NOUVELLES ET ÉVÈNEMENTS | 16 mars 2026
Des ateliers pour parler librement de sexualité complète

Becca Howgate, Eveline Buehlmann, Marika Letwin, Tacko Diéo et Tavia McKinnon, l'équipe organisatrice des ateliers.
Une série d’ateliers sur l’éducation sexuelle complète est présentement offerte à la population étudiante. Dans un espace sécuritaire et bienveillant, les personnes participantes peuvent échanger librement sur la sexualité et d’autres sujets connexes.
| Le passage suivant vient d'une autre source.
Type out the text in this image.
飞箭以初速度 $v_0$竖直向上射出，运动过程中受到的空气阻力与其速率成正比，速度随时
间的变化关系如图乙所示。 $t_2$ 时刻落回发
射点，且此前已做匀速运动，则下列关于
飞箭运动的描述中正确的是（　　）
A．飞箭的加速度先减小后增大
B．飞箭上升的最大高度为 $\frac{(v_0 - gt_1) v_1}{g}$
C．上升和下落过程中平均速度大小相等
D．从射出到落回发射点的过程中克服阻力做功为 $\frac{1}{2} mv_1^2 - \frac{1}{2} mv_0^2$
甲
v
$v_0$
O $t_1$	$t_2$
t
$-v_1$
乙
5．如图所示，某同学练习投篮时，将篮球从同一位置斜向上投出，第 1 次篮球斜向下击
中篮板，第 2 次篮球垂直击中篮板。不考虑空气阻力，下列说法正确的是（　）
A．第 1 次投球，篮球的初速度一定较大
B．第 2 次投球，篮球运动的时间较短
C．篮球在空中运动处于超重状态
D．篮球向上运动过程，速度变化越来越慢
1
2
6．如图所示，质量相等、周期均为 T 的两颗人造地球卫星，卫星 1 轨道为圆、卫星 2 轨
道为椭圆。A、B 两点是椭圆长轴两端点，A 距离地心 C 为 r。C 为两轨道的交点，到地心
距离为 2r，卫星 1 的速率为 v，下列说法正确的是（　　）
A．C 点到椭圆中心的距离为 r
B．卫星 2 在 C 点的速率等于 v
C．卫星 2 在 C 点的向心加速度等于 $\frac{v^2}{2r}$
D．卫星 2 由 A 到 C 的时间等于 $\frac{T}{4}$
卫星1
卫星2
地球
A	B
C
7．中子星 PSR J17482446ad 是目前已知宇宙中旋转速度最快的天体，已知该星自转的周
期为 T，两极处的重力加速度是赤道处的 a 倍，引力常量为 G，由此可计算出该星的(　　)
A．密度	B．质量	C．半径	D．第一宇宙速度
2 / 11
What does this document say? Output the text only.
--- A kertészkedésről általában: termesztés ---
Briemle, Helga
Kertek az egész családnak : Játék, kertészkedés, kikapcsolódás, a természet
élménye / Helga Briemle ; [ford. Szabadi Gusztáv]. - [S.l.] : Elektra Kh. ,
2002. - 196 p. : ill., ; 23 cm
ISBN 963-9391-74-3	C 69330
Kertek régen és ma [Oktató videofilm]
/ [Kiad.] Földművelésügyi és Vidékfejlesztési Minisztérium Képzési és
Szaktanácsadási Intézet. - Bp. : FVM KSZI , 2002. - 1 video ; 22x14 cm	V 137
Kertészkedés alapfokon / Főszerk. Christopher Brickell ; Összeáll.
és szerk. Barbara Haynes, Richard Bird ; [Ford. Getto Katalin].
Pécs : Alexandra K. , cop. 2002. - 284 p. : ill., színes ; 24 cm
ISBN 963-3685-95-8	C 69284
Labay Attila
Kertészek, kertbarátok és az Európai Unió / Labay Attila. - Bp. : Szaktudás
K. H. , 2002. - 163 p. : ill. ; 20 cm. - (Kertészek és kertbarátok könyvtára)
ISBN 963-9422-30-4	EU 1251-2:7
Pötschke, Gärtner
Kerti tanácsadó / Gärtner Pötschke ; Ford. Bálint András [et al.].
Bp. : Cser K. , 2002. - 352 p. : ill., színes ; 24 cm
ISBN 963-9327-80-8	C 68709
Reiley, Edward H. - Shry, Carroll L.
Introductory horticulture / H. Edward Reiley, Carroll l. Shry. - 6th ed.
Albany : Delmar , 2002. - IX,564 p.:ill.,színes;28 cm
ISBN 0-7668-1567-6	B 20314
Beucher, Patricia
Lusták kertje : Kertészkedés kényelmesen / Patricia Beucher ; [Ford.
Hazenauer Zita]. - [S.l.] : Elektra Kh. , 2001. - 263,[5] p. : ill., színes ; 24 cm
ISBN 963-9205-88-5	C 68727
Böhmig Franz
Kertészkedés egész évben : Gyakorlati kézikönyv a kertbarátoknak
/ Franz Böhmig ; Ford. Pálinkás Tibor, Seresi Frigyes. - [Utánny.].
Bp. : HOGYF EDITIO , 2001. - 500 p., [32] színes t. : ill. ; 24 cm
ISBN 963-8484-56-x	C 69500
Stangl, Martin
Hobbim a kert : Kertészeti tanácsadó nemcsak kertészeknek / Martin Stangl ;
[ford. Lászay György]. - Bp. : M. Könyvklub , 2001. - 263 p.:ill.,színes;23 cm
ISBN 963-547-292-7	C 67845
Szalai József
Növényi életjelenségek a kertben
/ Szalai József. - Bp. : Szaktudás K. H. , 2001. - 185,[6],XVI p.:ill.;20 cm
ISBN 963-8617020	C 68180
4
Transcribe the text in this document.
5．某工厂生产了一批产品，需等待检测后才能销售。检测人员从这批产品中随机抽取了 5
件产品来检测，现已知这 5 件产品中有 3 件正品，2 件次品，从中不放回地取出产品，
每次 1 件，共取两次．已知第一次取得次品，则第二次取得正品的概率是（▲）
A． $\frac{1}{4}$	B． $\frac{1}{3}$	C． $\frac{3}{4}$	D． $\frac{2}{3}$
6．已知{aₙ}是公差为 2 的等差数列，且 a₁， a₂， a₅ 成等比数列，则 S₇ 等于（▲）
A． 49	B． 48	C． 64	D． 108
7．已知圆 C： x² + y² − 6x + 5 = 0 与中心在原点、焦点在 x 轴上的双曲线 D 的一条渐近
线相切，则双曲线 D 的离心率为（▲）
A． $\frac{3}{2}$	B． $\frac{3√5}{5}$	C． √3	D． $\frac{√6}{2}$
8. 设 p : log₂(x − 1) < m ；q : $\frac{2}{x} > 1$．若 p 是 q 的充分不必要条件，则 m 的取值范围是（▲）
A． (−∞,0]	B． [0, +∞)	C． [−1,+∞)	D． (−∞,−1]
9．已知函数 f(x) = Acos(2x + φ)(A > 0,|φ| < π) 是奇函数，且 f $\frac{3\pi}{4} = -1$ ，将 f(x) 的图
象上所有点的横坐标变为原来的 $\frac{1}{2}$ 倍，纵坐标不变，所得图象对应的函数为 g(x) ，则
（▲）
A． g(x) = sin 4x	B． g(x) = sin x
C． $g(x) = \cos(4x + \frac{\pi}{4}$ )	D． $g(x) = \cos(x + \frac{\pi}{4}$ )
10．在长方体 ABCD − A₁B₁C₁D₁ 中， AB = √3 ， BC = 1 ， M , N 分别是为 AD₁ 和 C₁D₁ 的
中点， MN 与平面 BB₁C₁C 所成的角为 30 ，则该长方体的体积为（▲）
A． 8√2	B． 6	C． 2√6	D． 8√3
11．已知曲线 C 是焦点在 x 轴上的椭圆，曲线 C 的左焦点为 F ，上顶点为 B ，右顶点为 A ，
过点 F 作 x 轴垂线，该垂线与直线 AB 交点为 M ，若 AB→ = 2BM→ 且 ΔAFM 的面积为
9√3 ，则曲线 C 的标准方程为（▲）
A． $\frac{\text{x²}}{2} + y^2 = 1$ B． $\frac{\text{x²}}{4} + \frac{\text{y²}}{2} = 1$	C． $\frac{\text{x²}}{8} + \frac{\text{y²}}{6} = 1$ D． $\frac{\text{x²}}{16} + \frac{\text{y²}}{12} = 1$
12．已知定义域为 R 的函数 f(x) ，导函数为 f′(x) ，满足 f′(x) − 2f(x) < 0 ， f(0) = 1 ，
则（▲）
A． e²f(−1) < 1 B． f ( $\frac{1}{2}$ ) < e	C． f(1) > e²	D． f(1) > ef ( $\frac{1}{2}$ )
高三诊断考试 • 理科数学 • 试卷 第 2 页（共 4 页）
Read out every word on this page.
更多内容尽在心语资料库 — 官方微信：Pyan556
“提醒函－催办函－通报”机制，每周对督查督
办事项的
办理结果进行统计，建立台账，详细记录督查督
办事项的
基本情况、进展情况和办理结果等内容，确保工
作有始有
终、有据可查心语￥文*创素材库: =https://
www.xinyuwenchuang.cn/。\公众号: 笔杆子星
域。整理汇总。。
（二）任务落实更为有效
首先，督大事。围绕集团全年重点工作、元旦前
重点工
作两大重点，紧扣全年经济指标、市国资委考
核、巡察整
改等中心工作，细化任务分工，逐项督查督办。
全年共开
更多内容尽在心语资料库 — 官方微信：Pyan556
Animées par Marika Letwin et Tacko Diéo dans le cadre de leur stage en travail social à la Women’s Health Clinic, ces rencontres hebdomadaires sont aussi un lieu de dialogue permettant aux gens de partager leurs expériences.
Répondre aux besoins étudiants
Depuis plusieurs années, le programme de baccalauréat en travail social de l’USB collabore avec la Women’s Health Clinic, permettant aux stagiaires d’animer des ateliers d’éducation sexuelle dans les écoles secondaires.
« Il y a beaucoup d’étudiants qui confient que leur parcours au secondaire manque d’informations sur l’éducation sexuelle », explique Tavia McKinnon, professionnelle-enseignante et responsable de la coordination des stages du baccalauréat.
Un autre constat s’est cependant imposé : ce besoin existe aussi au postsecondaire.
Pour y répondre, la clinique et le programme en travail social ont lancé les ateliers sur le campus, avec l’appui du Service de soutien au bienêtre et à la santé mentale. Ceux-ci ont débuté en janvier et sont offerts tous les mardis jusqu’au 7 avril. Les thèmes abordés sont variés : consentement, identités sexuelles et sociales, sexualité et culture, usage de substances, image corporelle et options en matière de grossesse.
Inspiré du programme développé pour le secondaire, le contenu est adapté aux réalités de jeunes adultes. « Nous avons essayé de cibler les thèmes les plus pertinents pour notre tranche d’âge », explique Marika. « Nous gardons aussi en tête le contexte postsecondaire : beaucoup d’étudiants sont dans des relations émotionnelles ou physiques, tout en devant gérer le stress de leurs études et d’autres responsabilités. L’idée est donc de leur offrir des ressources concrètes et accessibles. »
Des ateliers respectueux et sécuritaires
Les principes de respect et de confidentialité sont au centre de chaque rencontre. Des normes de conduite – non-jugement, respect des différences, respect du temps de parole et de la confidentialité – ont été mises en place, et sont affichées et rappelées par Tacko en début de séance.
Chaque atelier commence par un tour de table puis une question et une reconnaissance territoriale liées au thème du jour, avant de laisser place à des activités et des périodes de discussions.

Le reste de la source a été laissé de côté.